Belum lagi waktu yang kita habiskan di bus kota yang penuh keringat saat
ngantor dan pulang ke rumah. Kita ini dijadikan sapi perahan terus, Dik
Pos. Kerja keras bagian kita, tapi hasilnya diembat bos-bos di atas
sana. Itu tidak adil, Dik. Kalau di perusahaan lain, orang seperti kita
mungkin bisa dapat gaji lebih baik,” jawab Nega ngotot.
“Waduh, Mas Nega ini curigaan terus. Wong gaji di level supervisor ke atas itu hanya naik 15 persen lho Mas,” sanggah Posi lugu.
“Iya, iya. Tapi mereka itu kan banyak seserannya. Tugas luarlah, entertainment-lah, komisilah. Itukan seabrek-abrek. Lah kita?”
Perbincangan Posi dan Nega di atas fiktif adanya. Namun tidakkah selalu
kita temui orang-orang yang mewakili figur semacam itu dalam keseharian
kita? Atau tidakkah kita sering kali juga memilih sikap-sikap semacam
itu saat pengumuman kenaikan gaji disampaikan pimpinan perusahaan?
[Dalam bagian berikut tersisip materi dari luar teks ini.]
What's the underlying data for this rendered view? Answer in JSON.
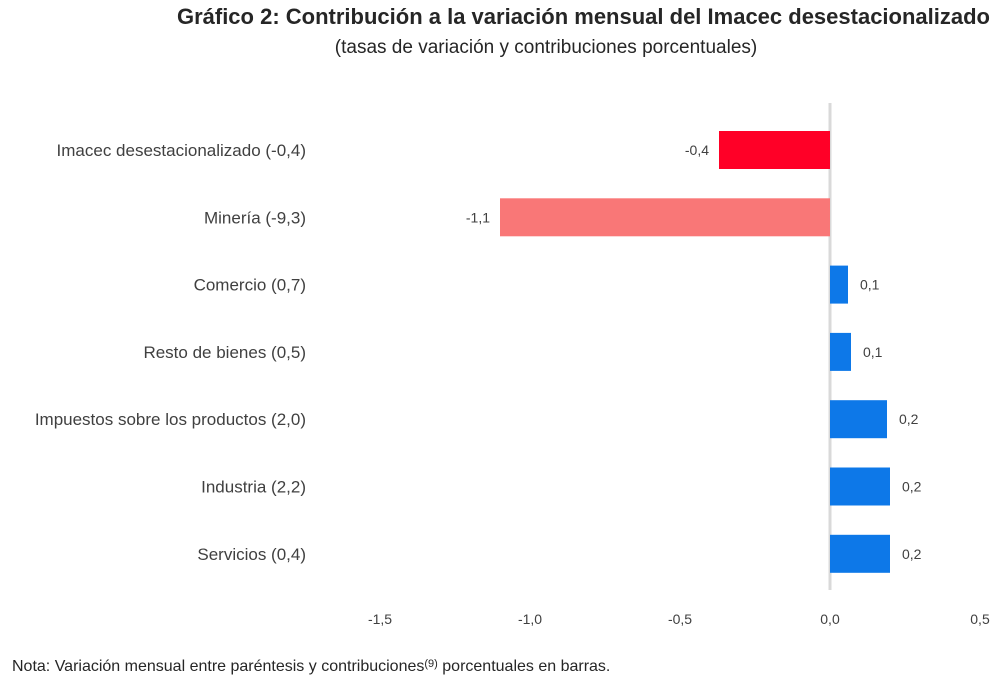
{
  "chart_data": {
    "type": "bar",
    "orientation": "horizontal",
    "title": "Gráfico 2: Contribución a la variación mensual del Imacec desestacionalizado",
    "subtitle": "(tasas de variación y contribuciones porcentuales)",
    "categories": [
      "Imacec desestacionalizado (-0,4)",
      "Minería (-9,3)",
      "Comercio (0,7)",
      "Resto de bienes (0,5)",
      "Impuestos sobre los productos (2,0)",
      "Industria (2,2)",
      "Servicios (0,4)"
    ],
    "values": [
      -0.37,
      -1.1,
      0.06,
      0.07,
      0.19,
      0.2,
      0.2
    ],
    "data_labels": [
      "-0,4",
      "-1,1",
      "0,1",
      "0,1",
      "0,2",
      "0,2",
      "0,2"
    ],
    "bar_colors": [
      "#ff0027",
      "#f97777",
      "#0d78e8",
      "#0d78e8",
      "#0d78e8",
      "#0d78e8",
      "#0d78e8"
    ],
    "xlim": [
      -1.5,
      0.5
    ],
    "xticks": [
      -1.5,
      -1.0,
      -0.5,
      0.0,
      0.5
    ],
    "xtick_labels": [
      "-1,5",
      "-1,0",
      "-0,5",
      "0,0",
      "0,5"
    ],
    "xlabel": "",
    "ylabel": "",
    "grid": false,
    "zero_line_color": "#d9d9d9"
  },
  "note": {
    "text_before": "Nota: Variación mensual entre paréntesis y contribuciones",
    "superscript": "(9)",
    "text_after": " porcentuales en barras."
  }
}
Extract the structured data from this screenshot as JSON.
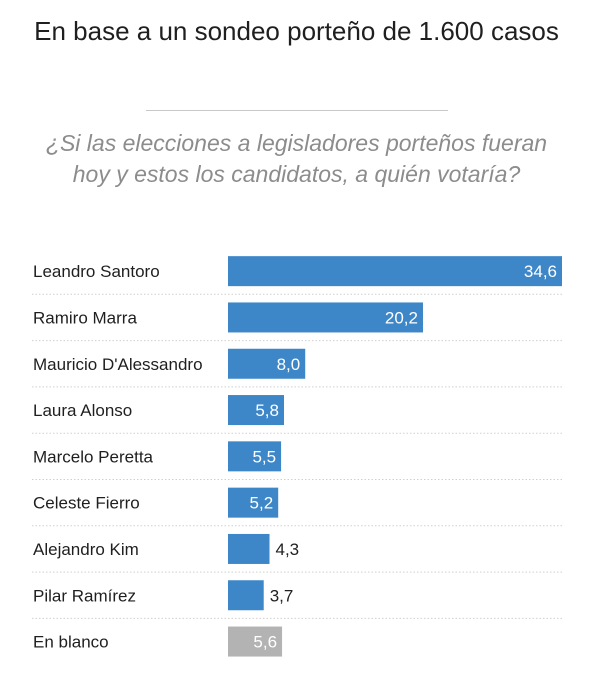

Sesungguhnya, Posi mewakili kemampuan kita untuk melihat sisi positif
dari setiap peristiwa yang datang menjemput. Ada yang menyebutnya
sebagai sikap positif, cara berpikir positif, realistis dan seterusnya.
Sementara Nega mewakili kapasitas kita untuk memfokuskan diri pada sisi
negatif kehidupan, cenderung menuntut, tak pernah merasa puas, enggan
bersyukur dan selalu ingin lebih dan lebih tanpa mengetahui batas.
Jelasnya, Posi dan Nega adalah dua sisi yang nangkring dalam diri kita
sendiri dan tak kunjung akur sampai mati.
Sikap hidup kita pada dasarnya dipengaruhi oleh pilihan pengembangan dua
sisi yang selalu bersitegang dalam diri kita sendiri. Jika kita lebih
sering (karena untuk selalu mungkin mustahil) memfokuskan diri pada
aspek-aspek yang menguntungkan dan menggembirakan atau memberi pelajaran
dalam setiap peristiwa yang tak kita sukai sekalipun, maka sikap
positif menjadi dominan. Sikap semacam ini memudahkan kita untuk
menikmati pekerjaan dan kehidupan, memanjatkan puji syukur pada Tuhan,
menggairahkan harapan dan meningkatkan motivasi berkarya.
Sebaliknya juga benar. Andaikata fokus perhatian kita lebih sering
menjurus (karena dibiasakan, sehingga seolah-olah tak mungkin lagi
diubah) pada aspek-aspek yang merugikan, menyulitkan, menjengkelkan,
menyakitkan hati, dan mencemaskan, maka sikap negatiflah yang dominan.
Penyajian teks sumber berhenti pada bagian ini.